Using AI to design a universal coronavirus vaccine

HostIt feels like we have been stuck in a game of catch up for years now. Every time a new version of a virus shows up, we have to tweak our shots and hope they still work against whatever comes next.

HostI have been reading about a group of researchers who want to stop that cycle by making one single shot that works against every coronavirus out there, even the ones we haven't seen yet. How can a computer design something that covers so much ground at once?

GuestIt's a huge shift in how we think about medicine. Usually, when we make a vaccine, we're looking at the past. We take a piece of a virus that's already making people sick and we show it to the body so the body knows what to look for. The problem is that coronaviruses are like a massive family with hundreds of cousins. Some cause the common cold, some caused the first SARS scare years ago, and others caused the big one we just went through. They're all slightly different, so a shot for one doesn't always work for the others.

GuestTo get around this, scientists used AI to build what they call a mosaic. Think of a tiny soccer ball. Instead of having just one type of spike sticking out of it, this ball has eight or more different types of spikes from all across the virus family tree. The AI's job was to figure out how to glue all those different spikes onto that one ball so they stay stable and show the body the right shapes.

HostWait, so this isn't just a better version of the shots we already have?

GuestNot at all. It's meant to be a shield against the whole family. The goal is to teach your body to find the parts that all these viruses have in common. If you only see one spike, your body might focus on a part of the virus that changes easily. But when the AI puts all those different spikes in front of your defenses at once, your body is forced to look for the bits that are the same on every single one of them. We call those the conserved parts. They're like the anchor of the virus. If the virus changes that anchor, it can't function anymore. So, by hitting that one spot, you can potentially stop viruses that haven't even jumped from animals to humans yet.

HostThat sounds like a lot of guesswork for a computer. I mean, if these viruses haven't even shown up in humans, how does the AI know what they're going to look like?

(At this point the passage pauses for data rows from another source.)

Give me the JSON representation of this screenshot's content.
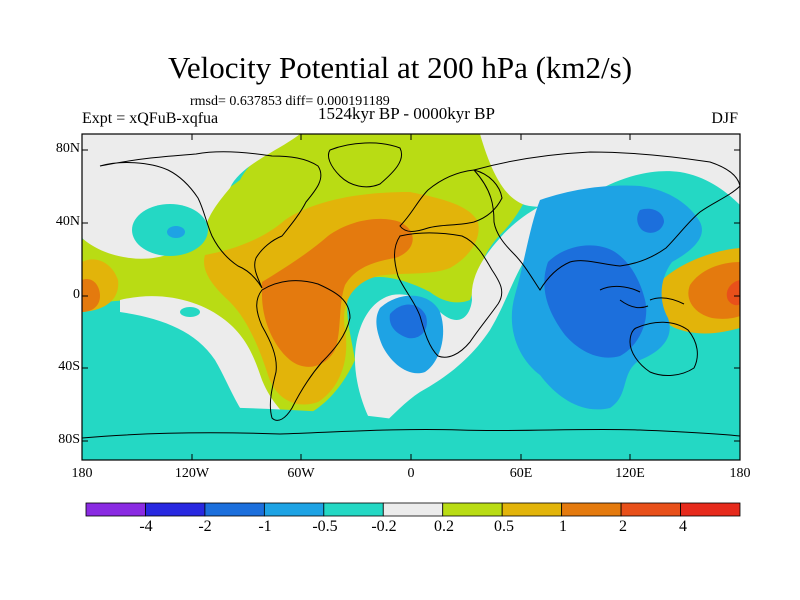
{
  "title": "Velocity Potential at 200 hPa (km2/s)",
  "stats": "rmsd= 0.637853 diff= 0.000191189",
  "experiment": "Expt = xQFuB-xqfua",
  "period": "1524kyr BP - 0000kyr BP",
  "season": "DJF",
  "lat_labels": [
    "80N",
    "40N",
    "0",
    "40S",
    "80S"
  ],
  "lon_labels": [
    "180",
    "120W",
    "60W",
    "0",
    "60E",
    "120E",
    "180"
  ],
  "colorbar": {
    "labels": [
      "-4",
      "-2",
      "-1",
      "-0.5",
      "-0.2",
      "0.2",
      "0.5",
      "1",
      "2",
      "4"
    ],
    "colors": [
      "#8a2be2",
      "#2828e0",
      "#1c6fdc",
      "#1ea3e4",
      "#24d8c4",
      "#ececec",
      "#b9dc14",
      "#e2b40a",
      "#e47a0e",
      "#e8501a",
      "#e62a1c"
    ]
  },
  "regions": [
    {
      "name": "Atlantic and Africa positive anomaly",
      "level": "0.5 to 1",
      "color": "#e2b40a"
    },
    {
      "name": "South America core",
      "level": "1 to 2",
      "color": "#e47a0e"
    },
    {
      "name": "Indian Ocean and Maritime Continent",
      "level": "-1 to -0.5",
      "color": "#1ea3e4"
    },
    {
      "name": "Indian Ocean core",
      "level": "-2 to -1",
      "color": "#1c6fdc"
    },
    {
      "name": "Central Pacific positive anomaly",
      "level": "1 to 2",
      "color": "#e47a0e"
    },
    {
      "name": "Southern Ocean",
      "level": "-0.5 to -0.2",
      "color": "#24d8c4"
    }
  ]
}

GuestIt's less about guesswork and more about math. Scientists fed the AI the blueprints for hundreds of different coronaviruses found in bats and other animals. The AI then looks at how the proteins in those viruses fold. Proteins are the building blocks of the virus, and they fold into very specific, messy shapes. For a human to figure out how to design a new protein that can hold eight different spikes while staying perfectly stable, it would take years of trial and error in a lab. The AI can run through millions of those shapes in a few hours. It finds the one perfect design that can act as a base for all those different spikes.

HostBut we have had vaccines for a long time without needing a computer to do the heavy lifting. Why is the AI part so vital for this specific problem?

GuestBecause the shapes we're talking about are too complex for us to just eye ball. When you try to stick eight different spikes onto one tiny ball, they usually just fall apart or get tangled. It's a bit like trying to build a bridge out of pieces that were never meant to fit together. The AI acts like a super fast architect. It designs new, synthetic proteins that don't exist in nature. These proteins are built specifically to be the glue. Without the AI, we would be stuck using whatever shapes nature gave us, which just aren't strong enough or flexible enough to hold all those different virus parts at once.

HostSo if this works, we wouldn't need to keep getting new boosters every time a new version of a virus pops up?

GuestThat's the hope. Instead of reacting to a new version of the virus after it starts spreading, we would already have the protection in our systems. In the lab, they have already seen this work in animals. They gave them this mosaic shot, and the animals were protected not just against the versions of the virus we know, but also against older ones like the first SARS from two decades ago. It showed that the body really did learn to find that common anchor point.

HostIt's a bit scary to think about how many of these viruses are still out there in the wild just waiting to make the jump.

GuestIt's a constant threat. There are thousands of these viruses in bats and birds. Most of them will never bother us, but it only takes one. The old way of making vaccines was like waiting for a fire to start and then trying to invent a new kind of water to put it out. This new way is more like building a house out of stuff that simply can't burn in the first place. We're moving from being reactive to being proactive.

HostIs there a limit to what the AI can pack onto that little soccer ball? I mean, could you just keep adding more and more spikes until it covers every germ we know?

GuestThere's a physical limit. If you crowd the ball too much, the body’s defenses might get confused and not learn anything well. That's why the AI is so important. It picks the most diverse group of spikes possible. It's like picking eight people from all over the world to represent everyone, rather than just picking eight people from the same town. The AI finds the most spread out points on the virus family tree to make sure the coverage is as wide as it can get.

GuestThe real test is happening right now in labs where they're seeing if this can stop viruses that haven't even moved into humans yet.

HostThe soccer ball approach really changes things, especially if we can have that shield ready before the next family member even shows up at the door.